Julie Page tells us why the insurance profession cannot allow cyber risk to become an unmet client need
The key theme for my presidential year is how the insurance profession meets clients’ unmet needs, so it would be remiss of me not to look at how cyber is in danger of developing further as an unmet need. Cyber has risk features of epidemic proportions with the hallmarks of a potential pandemic, leaving businesses exposed.
One of the issues is a misplaced perception that cyber is only a big-company problem. Not true. It is moving fast in the middle market and SME space. So, given that every organisation has an exposure, how should our profession respond to help businesses build their cyber resilience, and what can governments do to help manage what has the potential to be a systemic risk?
We know that cyber claims are increasing in frequency, severity and complexity, with three key factors at play. Firstly, there is an increasing interdependency of cyber risk between businesses and their partners and suppliers. Secondly, society is engaging with digital in new and profound ways – whether for working remotely, shopping, entertainment and even virtual health checks – and businesses are having to respond. And thirdly, there has been an explosion in the growth of a criminal fraternity – a blurring of lines between bad actors and nation states – turning to cyberspace and the commoditisation of cybercrime.

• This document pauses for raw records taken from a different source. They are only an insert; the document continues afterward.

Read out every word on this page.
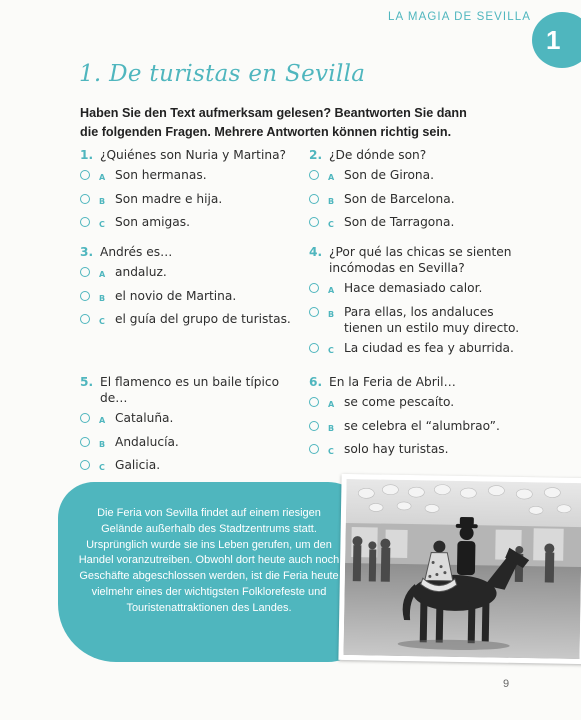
LA MAGIA DE SEVILLA
1
1. De turistas en Sevilla
Haben Sie den Text aufmerksam gelesen? Beantworten Sie dann die folgenden Fragen. Mehrere Antworten können richtig sein.
1. ¿Quiénes son Nuria y Martina?
A Son hermanas.
B Son madre e hija.
C Son amigas.
2. ¿De dónde son?
A Son de Girona.
B Son de Barcelona.
C Son de Tarragona.
3. Andrés es…
A andaluz.
B el novio de Martina.
C el guía del grupo de turistas.
4. ¿Por qué las chicas se sienten incómodas en Sevilla?
A Hace demasiado calor.
B Para ellas, los andaluces tienen un estilo muy directo.
C La ciudad es fea y aburrida.
5. El flamenco es un baile típico de…
A Cataluña.
B Andalucía.
C Galicia.
6. En la Feria de Abril…
A se come pescaíto.
B se celebra el “alumbrao”.
C solo hay turistas.
Die Feria von Sevilla findet auf einem riesigen Gelände außerhalb des Stadtzentrums statt. Ursprünglich wurde sie ins Leben gerufen, um den Handel voranzutreiben. Obwohl dort heute auch noch Geschäfte abgeschlossen werden, ist die Feria heute vielmehr eines der wichtigsten Folklorefeste und Touristenattraktionen des Landes.
9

Recognising the changing risk profile, insurers are demanding more information from clients to underwrite their cyber risk. But while insurers are (rightly) worried about the aggregation of risk, particularly following so-called ‘zero day’ attacks such as the recent SolarWinds and Microsoft Exchange incidents, the majority of cybercrime today is happening around known vulnerabilities and inside threats that can often be addressed through better cyber hygiene.

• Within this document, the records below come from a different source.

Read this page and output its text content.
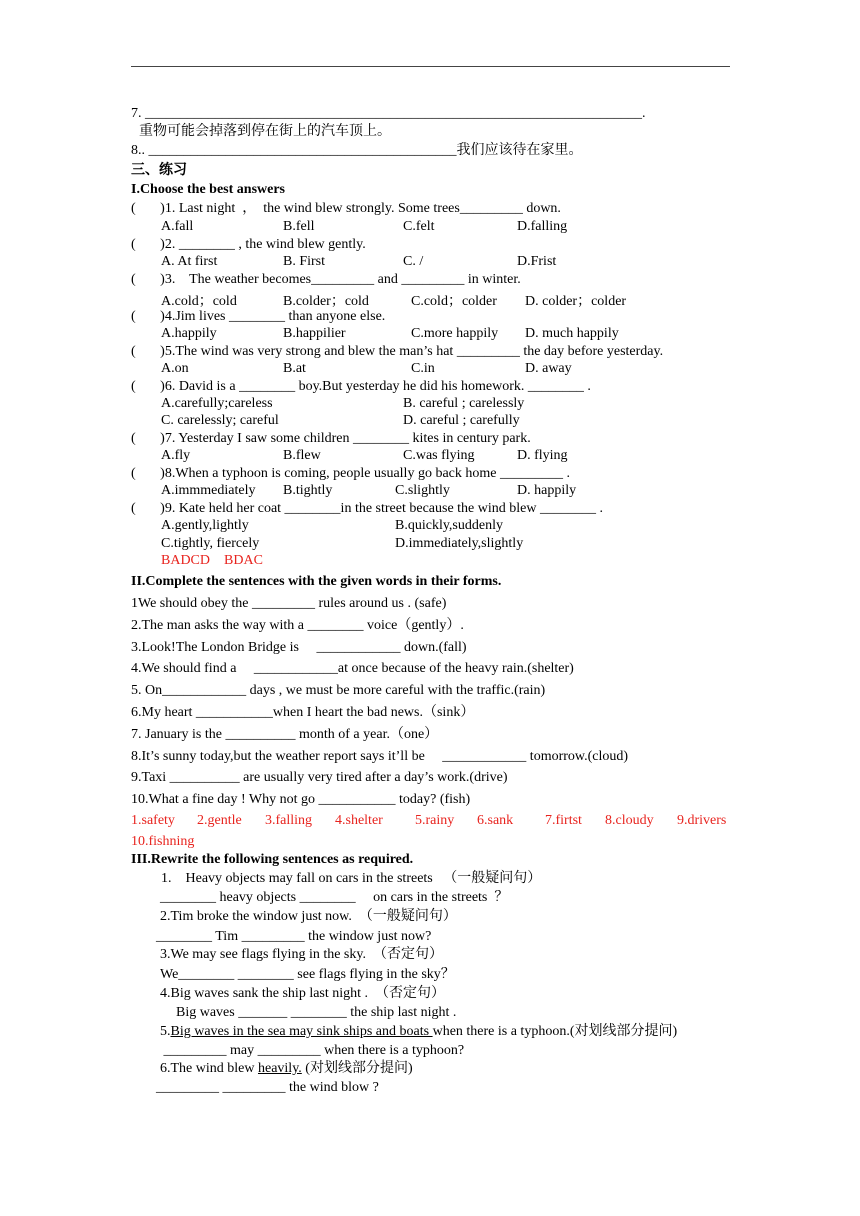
7. _______________________________________________________________________.
重物可能会掉落到停在街上的汽车顶上。
8.. ____________________________________________我们应该待在家里。
三、练习
I.Choose the best answers
(       )1. Last night  ，  the wind blew strongly. Some trees_________ down.
A.fall	B.fell	C.felt	D.falling
(       )2. ________ , the wind blew gently.
A. At first	B. First	C. /	D.Frist
(       )3.    The weather becomes_________ and _________ in winter.
A.cold；cold	B.colder；cold	C.cold；colder D. colder；colder
(       )4.Jim lives ________ than anyone else.
A.happily	B.happilier	C.more happily D. much happily
(       )5.The wind was very strong and blew the man’s hat _________ the day before yesterday.
A.on	B.at	C.in	D. away
(       )6. David is a ________ boy.But yesterday he did his homework. ________ .
A.carefully;careless	B. careful ; carelessly
C. carelessly; careful	D. careful ; carefully
(       )7. Yesterday I saw some children ________ kites in century park.
A.fly	B.flew	C.was flying	D. flying
(       )8.When a typhoon is coming, people usually go back home _________ .
A.immmediately B.tightly	C.slightly	D. happily
(       )9. Kate held her coat ________in the street because the wind blew ________ .
A.gently,lightly	B.quickly,suddenly
C.tightly, fiercely	D.immediately,slightly
BADCD    BDAC
II.Complete the sentences with the given words in their forms.
1We should obey the _________ rules around us . (safe)
2.The man asks the way with a ________ voice（gently）.
3.Look!The London Bridge is     ____________ down.(fall)
4.We should find a     ____________at once because of the heavy rain.(shelter)
5. On____________ days , we must be more careful with the traffic.(rain)
6.My heart ___________when I heart the bad news.（sink）
7. January is the __________ month of a year.（one）
8.It’s sunny today,but the weather report says it’ll be     ____________ tomorrow.(cloud)
9.Taxi __________ are usually very tired after a day’s work.(drive)
10.What a fine day ! Why not go ___________ today? (fish)
1.safety 2.gentle 3.falling 4.shelter 5.rainy 6.sank 7.firtst 8.cloudy 9.drivers
10.fishning
III.Rewrite the following sentences as required.
1.    Heavy objects may fall on cars in the streets   （一般疑问句）
________ heavy objects ________     on cars in the streets  ？
2.Tim broke the window just now.  （一般疑问句）
________ Tim _________ the window just now?
3.We may see flags flying in the sky.  （否定句）
We________ ________ see flags flying in the sky？
4.Big waves sank the ship last night .  （否定句）
Big waves _______ ________ the ship last night .
5.Big waves in the sea may sink ships and boats when there is a typhoon.(对划线部分提问)
_________ may _________ when there is a typhoon?
6.The wind blew heavily. (对划线部分提问)
_________ _________ the wind blow ?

We cannot rule out cyber becoming a systemic event like a pandemic if it gets too big and aggregates too much
Our profession must find ways to encourage clients to understand the vulnerabilities in their systems, to help them build cyber resilience and present their risk to the insurance market in the best way possible to reflect this risk. We must respond by understanding the nature of the risk and expressing clearly where and how we are willing to underwrite it, increasing understanding of what information we need to bring our capital to bear.

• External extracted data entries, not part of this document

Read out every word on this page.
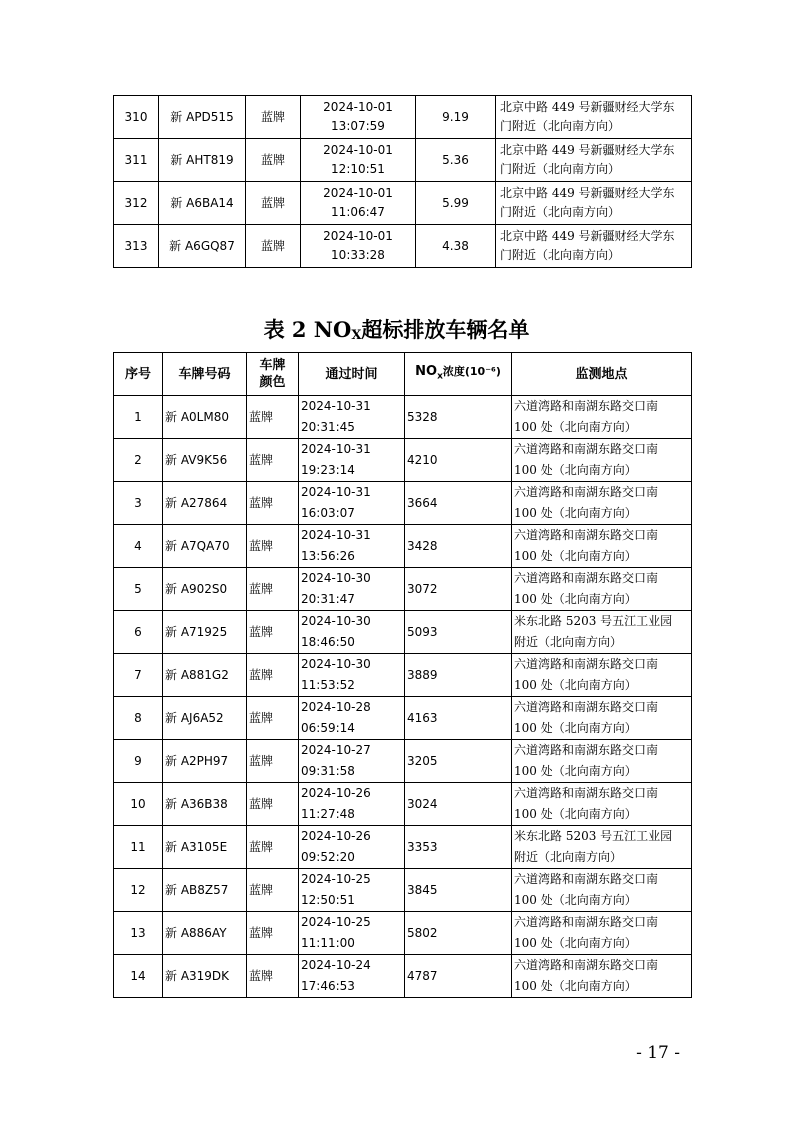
310	新 APD515	蓝牌	2024-10-01
13:07:59	9.19	北京中路 449 号新疆财经大学东
门附近（北向南方向）
311	新 AHT819	蓝牌	2024-10-01
12:10:51	5.36	北京中路 449 号新疆财经大学东
门附近（北向南方向）
312	新 A6BA14	蓝牌	2024-10-01
11:06:47	5.99	北京中路 449 号新疆财经大学东
门附近（北向南方向）
313	新 A6GQ87	蓝牌	2024-10-01
10:33:28	4.38	北京中路 449 号新疆财经大学东
门附近（北向南方向）
表 2 $NO_X$超标排放车辆名单
序号	车牌号码	车牌
颜色	通过时间	$NO_x$浓度(10⁻⁶)	监测地点
1	新 A0LM80	蓝牌	2024-10-31
20:31:45	5328	六道湾路和南湖东路交口南
100 处（北向南方向）
2	新 AV9K56	蓝牌	2024-10-31
19:23:14	4210	六道湾路和南湖东路交口南
100 处（北向南方向）
3	新 A27864	蓝牌	2024-10-31
16:03:07	3664	六道湾路和南湖东路交口南
100 处（北向南方向）
4	新 A7QA70	蓝牌	2024-10-31
13:56:26	3428	六道湾路和南湖东路交口南
100 处（北向南方向）
5	新 A902S0	蓝牌	2024-10-30
20:31:47	3072	六道湾路和南湖东路交口南
100 处（北向南方向）
6	新 A71925	蓝牌	2024-10-30
18:46:50	5093	米东北路 5203 号五江工业园
附近（北向南方向）
7	新 A881G2	蓝牌	2024-10-30
11:53:52	3889	六道湾路和南湖东路交口南
100 处（北向南方向）
8	新 AJ6A52	蓝牌	2024-10-28
06:59:14	4163	六道湾路和南湖东路交口南
100 处（北向南方向）
9	新 A2PH97	蓝牌	2024-10-27
09:31:58	3205	六道湾路和南湖东路交口南
100 处（北向南方向）
10	新 A36B38	蓝牌	2024-10-26
11:27:48	3024	六道湾路和南湖东路交口南
100 处（北向南方向）
11	新 A3105E	蓝牌	2024-10-26
09:52:20	3353	米东北路 5203 号五江工业园
附近（北向南方向）
12	新 AB8Z57	蓝牌	2024-10-25
12:50:51	3845	六道湾路和南湖东路交口南
100 处（北向南方向）
13	新 A886AY	蓝牌	2024-10-25
11:11:00	5802	六道湾路和南湖东路交口南
100 处（北向南方向）
14	新 A319DK	蓝牌	2024-10-24
17:46:53	4787	六道湾路和南湖东路交口南
100 处（北向南方向）
- 17 -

Of course, we cannot rule out cyber becoming a systemic event like a pandemic if it gets too big and aggregates too much.
There is an opportunity for business and our profession to work in partnership with government(s) to establish standards that become common controls and serve as foundational levels of protection, smoothing some of the challenges. It reminds me of the indirect collaboration between health and safety legislation, for example, and the legal requirement for employers’ liability cover. In time, this partnership has reduced risk in the workplace significantly. Could a variation on this approach be adopted with cyber?
Unlike the coronavirus pandemic, where we did not foresee it and did not have an experienced understanding of how to be resilient, cyber risk is happening now and is largely understood and foreseeable. To stay relevant for our clients we, as a profession, must address the rising tide of this need – to help clients understand and mitigate their risks and build cyber resilience, with the benefit of relevant insurance.